From another perspective, Miracle at St. Anna's Italian footage functions as a tribute to the Italian neo-realist cinema and, in particular, to Roberto Rossellini's Open City. Lee, in dealing with WW II, also connects war (fascism/racism, Germany/white America) and religion.
In Lee's film, the miracle involves the relationship between a black soldier, played by Omar Benson Miller, who has a strong belief in the power of religion and a young Italian boy, played by Matteo Sciabordi, who is a Catholic, but, also, like the black soldier, is a believer in omens and magic.
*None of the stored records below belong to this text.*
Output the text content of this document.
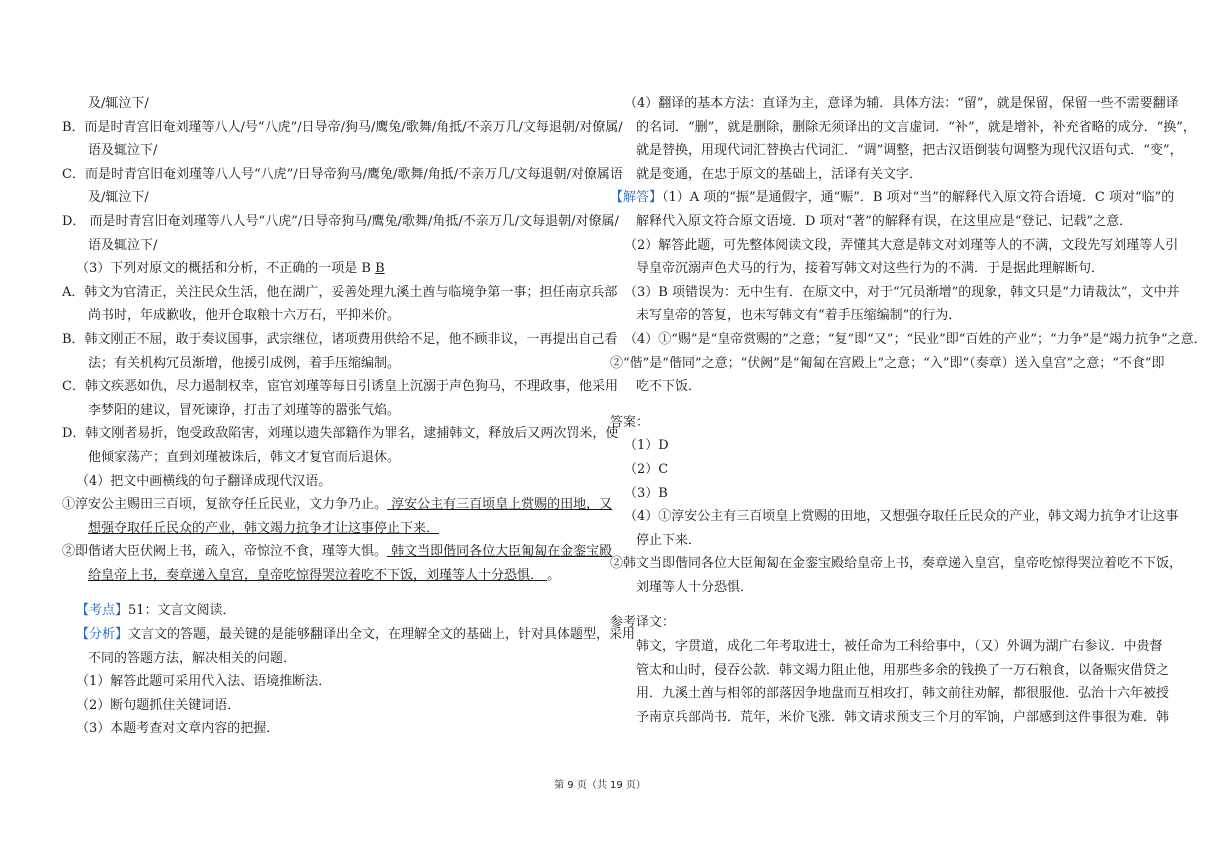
及/辄泣下/
B．而是时青宫旧奄刘瑾等八人/号“八虎”/日导帝/狗马/鹰兔/歌舞/角抵/不亲万几/文每退朝/对僚属/
语及辄泣下/
C．而是时青宫旧奄刘瑾等八人号“八虎”/日导帝狗马/鹰兔/歌舞/角抵/不亲万几/文每退朝/对僚属语
及/辄泣下/
D． 而是时青宫旧奄刘瑾等八人号“八虎”/日导帝狗马/鹰兔/歌舞/角抵/不亲万几/文每退朝/对僚属/
语及辄泣下/
（3）下列对原文的概括和分析，不正确的一项是 B B
A．韩文为官清正，关注民众生活，他在湖广，妥善处理九溪土酋与临境争第一事；担任南京兵部
尚书时，年成歉收，他开仓取粮十六万石，平抑米价。
B．韩文刚正不屈，敢于奏议国事，武宗继位，诸项费用供给不足，他不顾非议，一再提出自己看
法；有关机构冗员渐增，他援引成例，着手压缩编制。
C．韩文疾恶如仇，尽力遏制权幸，宦官刘瑾等每日引诱皇上沉溺于声色狗马，不理政事，他采用
李梦阳的建议，冒死谏诤，打击了刘瑾等的嚣张气焰。
D．韩文刚者易折，饱受政敌陷害，刘瑾以遗失部籍作为罪名，逮捕韩文，释放后又两次罚米，使
他倾家荡产；直到刘瑾被诛后，韩文才复官而后退休。
（4）把文中画横线的句子翻译成现代汉语。
①淳安公主赐田三百顷，复欲夺任丘民业，文力争乃止。 淳安公主有三百顷皇上赏赐的田地，又
想强夺取任丘民众的产业，韩文竭力抗争才让这事停止下来．
②即偕诸大臣伏阙上书，疏入，帝惊泣不食，瑾等大惧。 韩文当即偕同各位大臣匍匐在金銮宝殿
给皇帝上书，奏章递入皇宫，皇帝吃惊得哭泣着吃不下饭，刘瑾等人十分恐惧． 。
【考点】51：文言文阅读．
【分析】文言文的答题，最关键的是能够翻译出全文，在理解全文的基础上，针对具体题型，采用
不同的答题方法，解决相关的问题．
（1）解答此题可采用代入法、语境推断法．
（2）断句题抓住关键词语．
（3）本题考查对文章内容的把握．
（4）翻译的基本方法：直译为主，意译为辅．具体方法：“留”，就是保留，保留一些不需要翻译
的名词．“删”，就是删除，删除无须译出的文言虚词．“补”，就是增补，补充省略的成分．“换”，
就是替换，用现代词汇替换古代词汇．“调”调整，把古汉语倒装句调整为现代汉语句式．“变”，
就是变通，在忠于原文的基础上，活译有关文字．
【解答】（1）A 项的“振”是通假字，通“赈”．B 项对“当”的解释代入原文符合语境．C 项对“临”的
解释代入原文符合原文语境．D 项对“著”的解释有误，在这里应是“登记、记载”之意．
（2）解答此题，可先整体阅读文段，弄懂其大意是韩文对刘瑾等人的不满，文段先写刘瑾等人引
导皇帝沉溺声色犬马的行为，接着写韩文对这些行为的不满．于是据此理解断句．
（3）B 项错误为：无中生有．在原文中，对于“冗员渐增”的现象，韩文只是“力请裁汰”，文中并
未写皇帝的答复，也未写韩文有“着手压缩编制”的行为．
（4）①“赐”是“皇帝赏赐的”之意；“复”即“又”；“民业”即“百姓的产业”；“力争”是“竭力抗争”之意．
②“偕”是“偕同”之意；“伏阙”是“匍匐在宫殿上”之意；“入”即“（奏章）送入皇宫”之意；“不食”即
吃不下饭．
答案：
（1）D
（2）C
（3）B
（4）①淳安公主有三百顷皇上赏赐的田地，又想强夺取任丘民众的产业，韩文竭力抗争才让这事
停止下来．
②韩文当即偕同各位大臣匍匐在金銮宝殿给皇帝上书，奏章递入皇宫，皇帝吃惊得哭泣着吃不下饭，
刘瑾等人十分恐惧．
参考译文：
韩文，字贯道，成化二年考取进士，被任命为工科给事中，（又）外调为湖广右参议．中贵督
管太和山时，侵吞公款．韩文竭力阻止他，用那些多余的钱换了一万石粮食，以备赈灾借贷之
用．九溪土酋与相邻的部落因争地盘而互相攻打，韩文前往劝解，都很服他．弘治十六年被授
予南京兵部尚书．荒年，米价飞涨．韩文请求预支三个月的军饷，户部感到这件事很为难．韩
第 9 页（共 19 页）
Their story is at the heart of the film and ties together, somewhat awkwardly, the bond the film constructs between blacks and whites.
Miracle at St. Anna is Lee's first film that employs extensive out-of-door shooting and its battle scenes are extremely well-staged and shot. Although not a totally successful work, when dealing with the Benson Miller and Sciabordi characters (both actors give excellent performances) and in depicting the experiences of black soldiers in the Italian village, the film is very good.
$5 a Day (Nigel Cole)
$5 a Day is a comedy-drama 'road movie' in which Christopher Walken plays Nat, a small-time hustler who, upon finding out that he is dying, attempts to repair his damaged relationship with his son, Flynn/Alessandro Nivola. Some years earlier Flynn spent time in jail because one of Nat's schemes went wrong and he, not his father, was the one prosecuted. Nat, reenters his son's life, tells him that he is ill and asks Flynn to accompany him on a cross country trip so that he can get medical help.
$5 a Day is, first and foremost, a vehicle for Walken. The film provides Walken with a role that isn't typical of his latter-day work that has him playing supporting roles in which he comes across as being either weird and/or grotesque. (Even in Hairspray, his characterization of the heroine's father is more unsettling than comforting and/or attractive.) While he makes Nat alternatively appealing, idiosyncratic and exasperating, he sufficiently humanizes the characterization to make us care for Nat and about his scheme to unite with his son. In addition, Nivola makes Flynn a strong counter-balance to Walken's Nat, conveying the character's ambivalent feelings towards his father and resisting Nat's not-so-subtle attempts at manipulation. And, like Walken, Nivola, when he wants, has good looks and charm to spare.
On their way across country the two men visit Dolores/Sharon Stone, who also hustles. In addition to being at one time Nat's protege and possibly his lover, she was Flynn's babysitter. Stone, on her first appearance, is a bit startling, wearing a bikini and having a hairdo and make up that borderline on the overwhelming. But as Dolores begins to relate to the men, she becomes a more humanized figure and, at their parting, her farewell (merely a smile) is eloquently touching. In a small role (it can be seen as a companion piece to her role in Jim Jarmusch's Broken Flowers), Stone takes a part that could have been played as a caricature and creates a character of substance.
$5 a Day is a more sophisticated work than its formulaic premise would suggest. Its pleasures reside in its intelligent performances, good writing, solid direction and a slightly off-beat nature. As a road movie, its trajectory is predictable but the film is never sentimental.